Businesses like chatbots. However, they rarely use the helpers in such a way that they actually relieve them of work. Their development is still often purely marketing-driven, or their potential is underestimated and they only get jobs as avatars with an attached FAQ database. Only a few chatbots are allowed to prove themselves to be real doers. A common consequence: dissatisfaction with the result.
The disillusionment with some chatbot projects is caused by a wrong motivation: Chatbots, which are intended as “eye-catchers” to show that a company is digitally ahead, will eventually lose their attractiveness. Only from the image: “Hello, look, we are relying on artificial intelligence”, key figures such as efficiency and service quality do not improve.
In addition, there is a certain half-heartedness when starting the projects: We see again and again that companies assemble prototypes very quickly, without much planning. They end up in the “PoC cemetery” just as quickly. In other words: They don’t even make it onto the website or into an app, or they are taken offline again after a short guest performance or put on the sidelines – they get a pure FAQ function so that the project does not have to be classified as a bad investment.
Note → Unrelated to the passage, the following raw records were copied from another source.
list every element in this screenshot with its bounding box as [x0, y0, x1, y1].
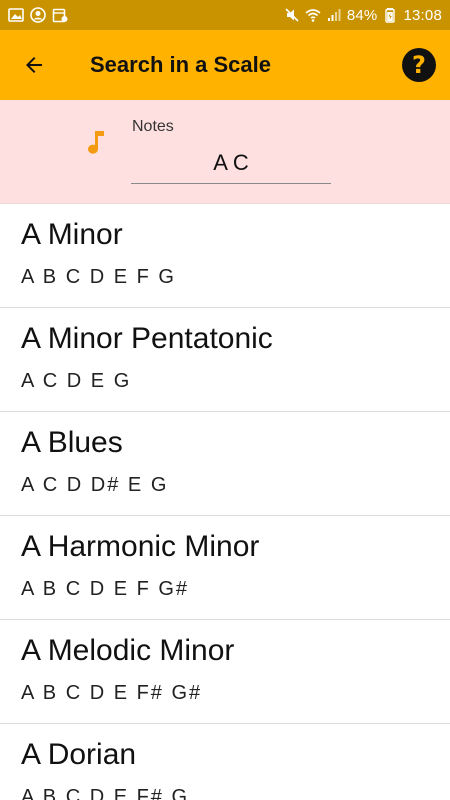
list-item[interactable]: A Minor Pentatonic A C D E G — [0, 308, 450, 412]
help-circle-icon: ? — [412, 51, 426, 79]
signal-icon — [327, 9, 341, 21]
account-icon — [30, 7, 46, 23]
scale-name: A Minor — [21, 218, 123, 251]
battery-icon — [385, 8, 396, 23]
help-button[interactable]: ? — [402, 48, 436, 82]
scale-notes: A B C D E F# G# — [21, 682, 203, 704]
battery-percent: 84% — [346, 6, 378, 24]
wifi-icon — [305, 9, 321, 22]
scale-name: A Dorian — [21, 738, 137, 771]
list-item[interactable]: A Harmonic Minor A B C D E F G# — [0, 516, 450, 620]
list-item[interactable]: A Minor A B C D E F G — [0, 204, 450, 308]
mute-icon — [285, 8, 299, 22]
page-title: Search in a Scale — [90, 52, 271, 77]
image-icon — [8, 8, 24, 22]
notes-input[interactable] — [131, 138, 331, 184]
scale-notes: A C D D# E G — [21, 474, 169, 496]
calendar-icon — [52, 8, 68, 23]
arrow-left-icon — [26, 57, 42, 73]
scale-notes: A B C D E F G# — [21, 578, 190, 600]
notes-label: Notes — [132, 118, 174, 135]
status-bar: 84% 13:08 — [0, 0, 450, 30]
scale-notes: A B C D E F# G — [21, 786, 190, 800]
list-item[interactable]: A Blues A C D D# E G — [0, 412, 450, 516]
scale-name: A Minor Pentatonic — [21, 322, 273, 355]
notes-panel: Notes — [0, 100, 450, 204]
scale-name: A Blues — [21, 426, 123, 459]
music-note-icon — [88, 131, 104, 154]
scale-notes: A B C D E F G — [21, 266, 176, 288]
scale-notes: A C D E G — [21, 370, 132, 392]
scale-name: A Harmonic Minor — [21, 530, 260, 563]
scale-name: A Melodic Minor — [21, 634, 235, 667]
list-item[interactable]: A Dorian A B C D E F# G — [0, 724, 450, 800]
clock: 13:08 — [403, 6, 442, 24]
scale-list: A Minor A B C D E F G A Minor Pentatonic… — [0, 204, 450, 800]
app-bar: Search in a Scale ? — [0, 30, 450, 100]
status-right: 84% 13:08 — [284, 7, 442, 24]
list-item[interactable]: A Melodic Minor A B C D E F# G# — [0, 620, 450, 724]
status-left — [8, 7, 68, 23]
back-button[interactable] — [14, 45, 54, 85]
Make Chatbots More Involved In Working Life
In my and our imagination, chatbots should relieve employees of their work, for example in sales or customer service, and also offer added value to the customers who use them, and not just chat with them. Companies that want to use the maker qualities of chatbots should pay attention to four central points:
1. Integrate Chatbots Into Business Processes
Chatbots that work separately from the other processes and systems are not helpful. Businesses should let software do a useful job that a human would otherwise do. Users not only want to be guided to a business process by chatbots, they also want to go through it directly. It does not matter whether the user is a customer who places an order or an employee who creates a service ticket. FAQ-based bots do not do any work worth mentioning in such scenarios, as they do not relieve anyone of the workload during the execution of the process, but merely point out to their users.
The central step is therefore to identify a core business process, for example when initiating business or in dealing with existing customers, and then map this completely or in part via the bot. Chatbots can, for example, present products and services if interested parties are initially reluctant to attend webinars with sales representatives. This creates a low-threshold experience with the company – and this is upscaled because chatbots can serve not just one customer, but thousands at the same time. As a process-integrated assistant, the bot can simultaneously record data from potential customers, store it centrally (taking data protection into account) and transfer these leads to sales.
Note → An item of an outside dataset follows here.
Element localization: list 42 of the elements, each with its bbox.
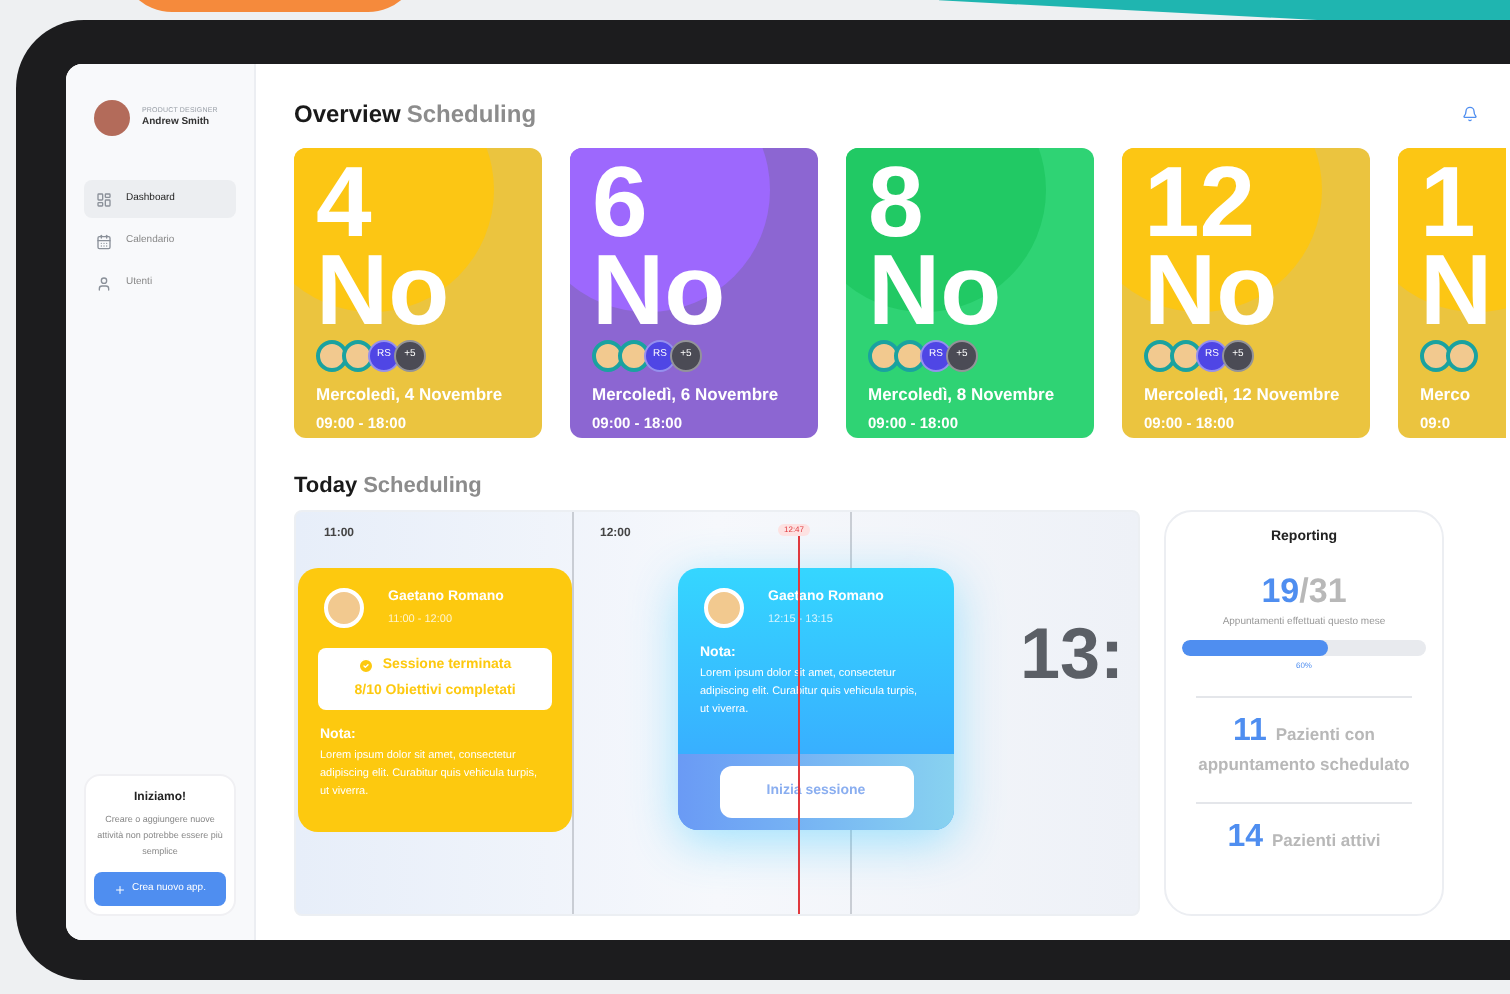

2. Communication Channel And a Targeted Dialogue Structure
Companies shouldn’t use the chatbot as a seller for all sorts of topics. A second important point is therefore to set up the website and chat as a “first point of contact” in such a way that customers are quickly brought to their current destination – and that’s it. Follow-up communication should only be programmed if it leads to a clear benefit for the customer. Cross-selling in the dark is usually a shot in the oven.
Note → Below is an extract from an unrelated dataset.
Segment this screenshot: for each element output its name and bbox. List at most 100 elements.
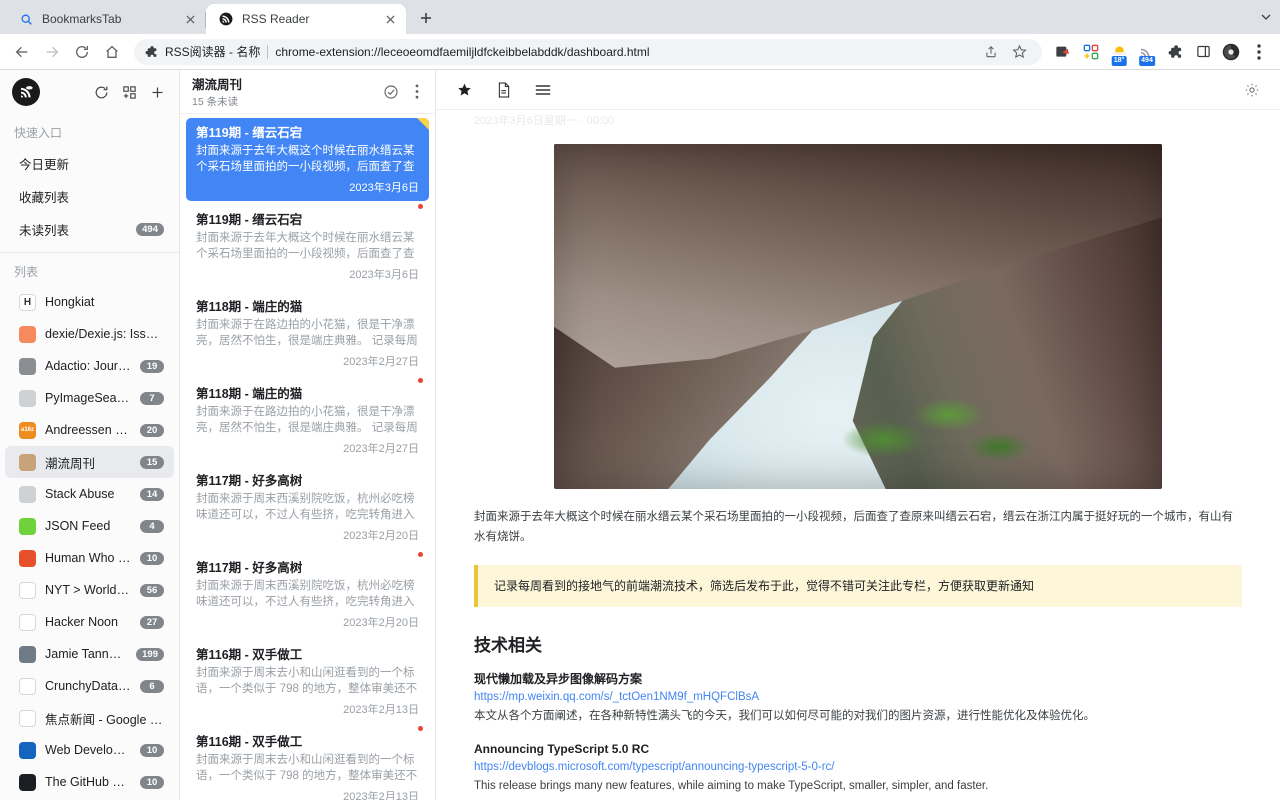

A good chatbot recognizes what a website visitor wants with just a few inputs and is directly connected to the relevant business process identified beforehand. If a chatbot in a restaurant is to help reserve a table or put together a menu to be picked up, the software should be excellent in this task and guide the guest quickly through the ordering process to paying.
3. Use The Ability To Learn
Do-it-yourself chatbots learn from user input or should be able to do so. Behind every chatbot there is therefore a worthwhile editing process that should not be underestimated. A lot of knowledge can be gained from the conversation logs and the feedback from the users of the chatbots, which should be incorporated into the further development. With a systematic review, for example, the topic classification – as the chatbot’s understanding of what users want – can be enriched with further examples. This makes chatbots “smarter”. You will need fewer questions in the future and the answers will be more precise. The customer experience improves as a result.
4. Operating Model And User Interface Design
Chatbots have to be operated somewhere. Small and medium-sized companies will rarely set up a local operating platform. The investment will only pay off in exceptional cases. The alternatives are operations from the cloud and microservices that can be quickly adapted to your own needs.
Chatbots will only be busy if they are easy to use. A simple design with a manageable interface is often more appealing for users, who usually use a chatbot when they are in a hurry or on their mobile phone. There is therefore no room for higher aesthetics at the expense of functionality. Customized input and output masks that go beyond the buttons typical of chatbots can, on the other hand, be worthwhile because they enable users not to have to formulate complex inputs using a line of free text. Typical functions of this type are upload functions, selection menus and contact forms. Templates for such masks are available from open source libraries or external providers. This increases user acceptance.